Sin embargo, en este juego transformista ha entrado a tallar, al igual que en otros países, el componente de la corrupción. Lo cual plantea si es posible la supervivencia de una democracia que vegeta en la impunidad y practica el revés de la trama de las garantías judiciales. Las experiencias son reveladoras y podrían inspirar este consejo: si usted ha ocupado la posición más destacada en la pirámide del poder y sufrido un juicio por corrupción, puede disfrutar de cierto sosiego debido a que los procesos duran décadas, como el de Carlos Menem, aún no concluido luego de 20 años.

Las instancias judiciales se convierten de este modo en una garantía temporal para el político en busca de fueros en el Congreso. CFK puede por tanto estar tranquila, sobre todo cuando parece que, en el reducto de los fieles, las acusaciones de corrupción no hacen mella o se las considera inventos de los medios. Tiempos, como se dice, de la posverdad.

¿Se deben estas demoras a que la administración federal de justicia está corrupta? No necesariamente. La falla está también en el sistema procesal, en los interminables juicios y apelaciones, y en la interacción que se genera entre el poder político y el Poder Judicial. Mientras el primero funciona a velocidad creciente, el segundo lo hace a velocidad decreciente. En ese intersticio, sin duda muy amplio, se cuelan los candidatos con investigaciones y procesos a cuestas. El riesgo es que el Congreso vaya mutando en algo semejante a un aguantadero de enjuiciados.

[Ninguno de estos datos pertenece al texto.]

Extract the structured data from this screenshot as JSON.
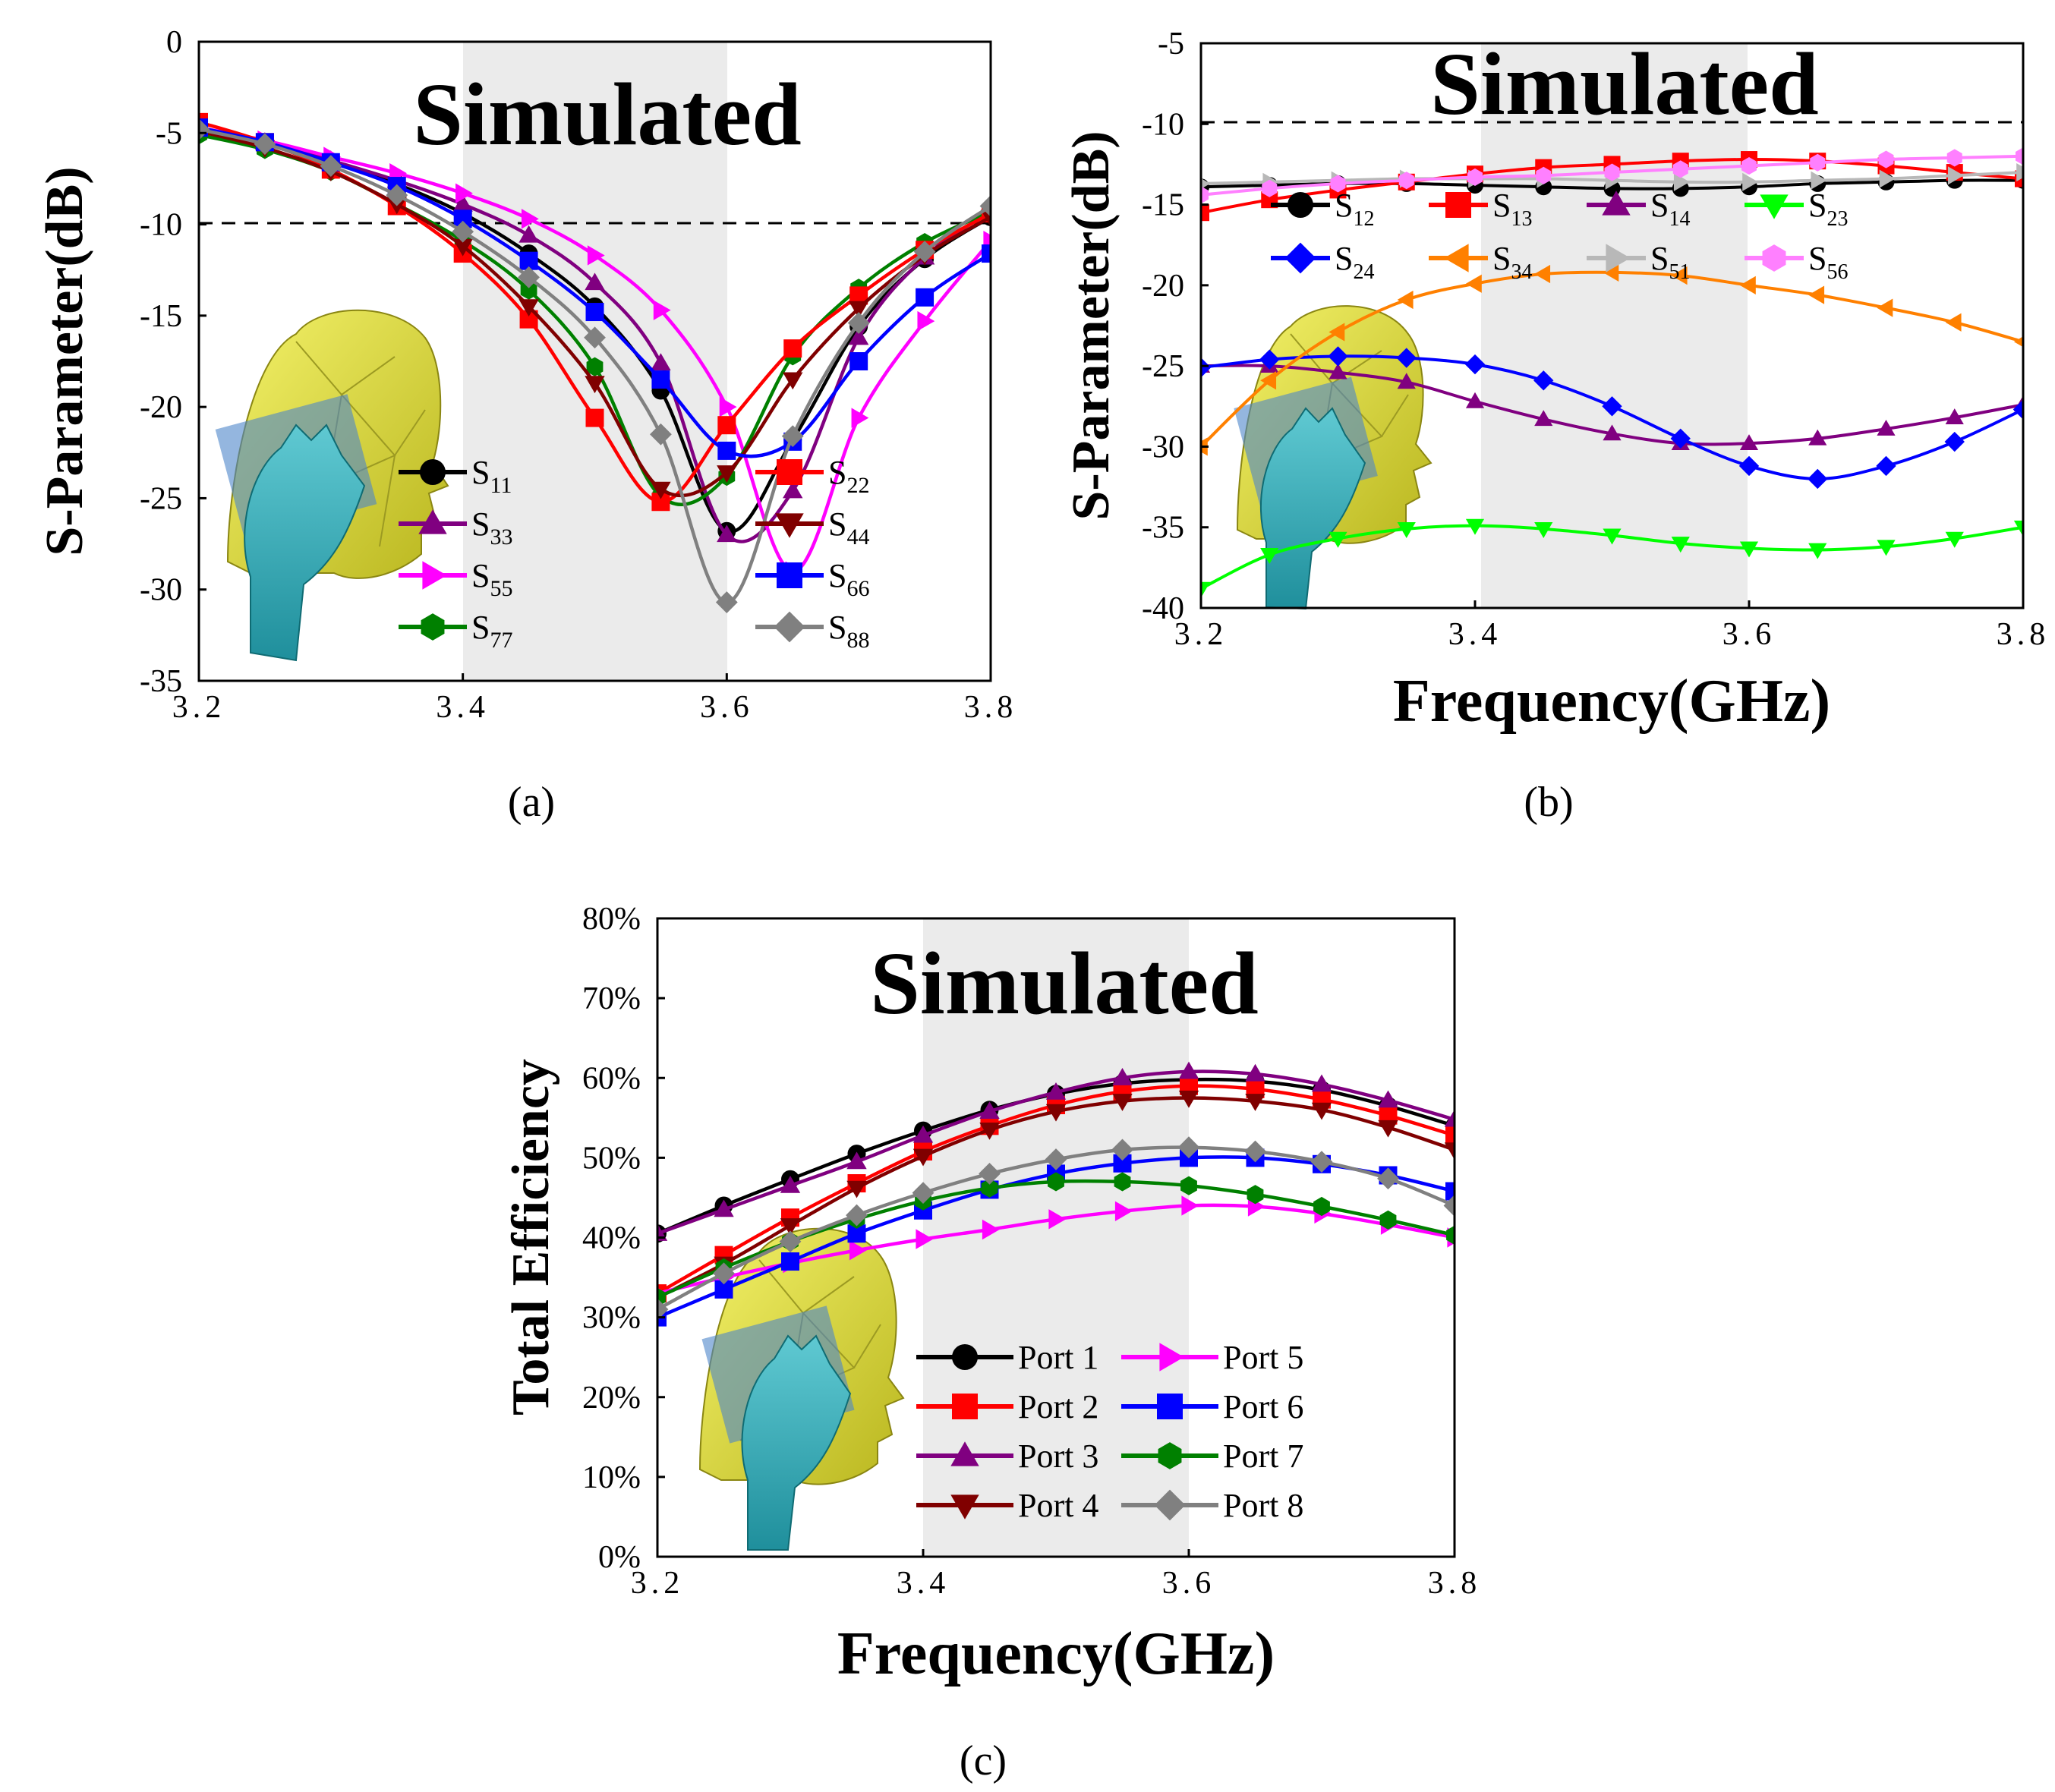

Dado este déficit de coacción legítima, las eventuales sanciones a la corrupción residen en el voto ciudadano; para ser más precisos, en aquella parte de la ciudadanía no alienada en la ceguera de las fidelidades a uno y otro lado que, en los últimos tramos de la carrera electoral, evalúa y decide con sus sufragios cuál de las ofertas merece su apoyo. Entonces se sabrá si la honradez cívica es un valor que merece defenderse y promoverse.